I found a great interview between Kiki Smith and Chuck Close which is located here ... I loved the conversation between these two, and responded deeply to a couple of things said by Kiki Smith. She mentioned that on a plane ride, an environmental scientist she sat next to told her that after one year, you've breathed all the air that everyone's breathed in and out that year and in her words, she thinks that the "whole history of the world is in your body"

In discussing the repetitious nature of her work, she talked about screen-printing, and despite the fact that she is making exact copies, every time she duplicates an image it changes.
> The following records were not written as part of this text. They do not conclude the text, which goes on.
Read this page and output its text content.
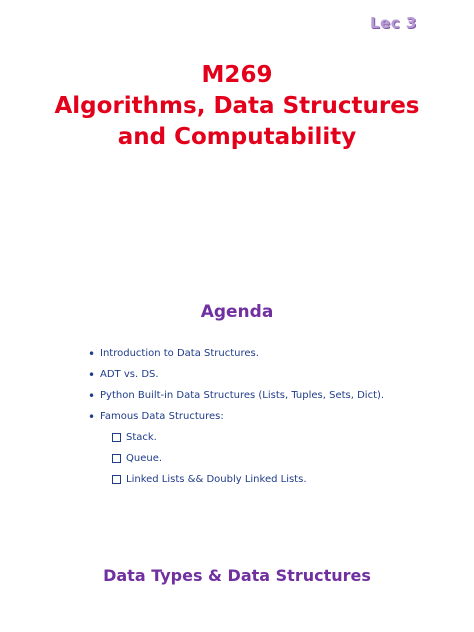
Lec 3
M269
Algorithms, Data Structures
and Computability
Agenda
• Introduction to Data Structures.
• ADT vs. DS.
• Python Built-in Data Structures (Lists, Tuples, Sets, Dict).
• Famous Data Structures:
Stack.
Queue.
Linked Lists && Doubly Linked Lists.
Data Types & Data Structures
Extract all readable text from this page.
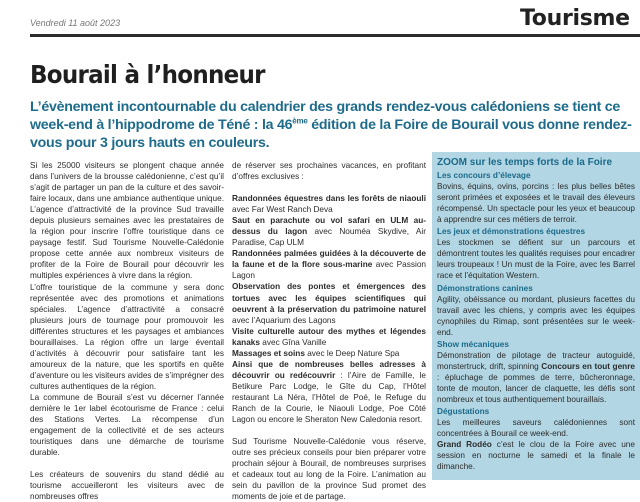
Vendredi 11 août 2023	Tourisme
Bourail à l’honneur
L’évènement incontournable du calendrier des grands rendez-vous calédoniens se tient ce week-end à l’hippodrome de Téné : la 46ème édition de la Foire de Bourail vous donne rendez-vous pour 3 jours hauts en couleurs.

Si les 25000 visiteurs se plongent chaque année dans l’univers de la brousse calédonienne, c’est qu’il s’agit de partager un pan de la culture et des savoir-faire locaux, dans une ambiance authentique unique. L’agence d’attractivité de la province Sud travaille depuis plusieurs semaines avec les prestataires de la région pour inscrire l’offre touristique dans ce paysage festif. Sud Tourisme Nouvelle-Calédonie propose cette année aux nombreux visiteurs de profiter de la Foire de Bourail pour découvrir les multiples expériences à vivre dans la région.

L’offre touristique de la commune y sera donc représentée avec des promotions et animations spéciales. L’agence d’attractivité a consacré plusieurs jours de tournage pour promouvoir les différentes structures et les paysages et ambiances bouraillaises. La région offre un large éventail d’activités à découvrir pour satisfaire tant les amoureux de la nature, que les sportifs en quête d’aventure ou les visiteurs avides de s’imprégner des cultures authentiques de la région.

La commune de Bourail s’est vu décerner l’année dernière le 1er label écotourisme de France : celui des Stations Vertes. La récompense d’un engagement de la collectivité et de ses acteurs touristiques dans une démarche de tourisme durable.

Les créateurs de souvenirs du stand dédié au tourisme accueilleront les visiteurs avec de nombreuses offres

de réserver ses prochaines vacances, en profitant d’offres exclusives :

Randonnées équestres dans les forêts de niaouli avec Far West Ranch Deva

Saut en parachute ou vol safari en ULM au-dessus du lagon avec Nouméa Skydive, Air Paradise, Cap ULM

Randonnées palmées guidées à la découverte de la faune et de la flore sous-marine avec Passion Lagon

Observation des pontes et émergences des tortues avec les équipes scientifiques qui oeuvrent à la préservation du patrimoine naturel avec l’Aquarium des Lagons

Visite culturelle autour des mythes et légendes kanaks avec Gîna Vanille

Massages et soins avec le Deep Nature Spa

Ainsi que de nombreuses belles adresses à découvrir ou redécouvrir : l’Aire de Famille, le Betikure Parc Lodge, le Gîte du Cap, l’Hôtel restaurant La Néra, l’Hôtel de Poé, le Refuge du Ranch de la Courie, le Niaouli Lodge, Poe Côté Lagon ou encore le Sheraton New Caledonia resort.

Sud Tourisme Nouvelle-Calédonie vous réserve, outre ses précieux conseils pour bien préparer votre prochain séjour à Bourail, de nombreuses surprises et cadeaux tout au long de la Foire. L’animation au sein du pavillon de la province Sud promet des moments de joie et de partage.

ZOOM sur les temps forts de la Foire
Les concours d’élevage

Bovins, équins, ovins, porcins : les plus belles bêtes seront primées et exposées et le travail des éleveurs récompensé. Un spectacle pour les yeux et beaucoup à apprendre sur ces métiers de terroir.

Les jeux et démonstrations équestres

Les stockmen se défient sur un parcours et démontrent toutes les qualités requises pour encadrer leurs troupeaux ! Un must de la Foire, avec les Barrel race et l’équitation Western.

Démonstrations canines

Agility, obéissance ou mordant, plusieurs facettes du travail avec les chiens, y compris avec les équipes cynophiles du Rimap, sont présentées sur le week-end.

Show mécaniques

Démonstration de pilotage de tracteur autoguidé, monstertruck, drift, spinning Concours en tout genre : épluchage de pommes de terre, bûcheronnage, tonte de mouton, lancer de claquette, les défis sont nombreux et tous authentiquement bouraillais.

Dégustations

Les meilleures saveurs calédoniennes sont concentrées à Bourail ce week-end.

Grand Rodéo c’est le clou de la Foire avec une session en nocturne le samedi et la finale le dimanche.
 In working with a baby, there is a rhythm that is both linear and circular, and though every day is different, they are stamped from the same mold. This is an idea I'm working with as I consider how to structure the video footage I've collected from Caspar's perspective.





I loved Kiki Smith's "Mary Magdalene" (pictured above) because of the unforgiving tactile nature of the body. Lately I have been considering the body in a tactile sort of way, probably because motherhood is an unrelentingly touching role (in the most literal sense). In creating and nurturing a human being, I continually relinquish the idea that my body is autonomous.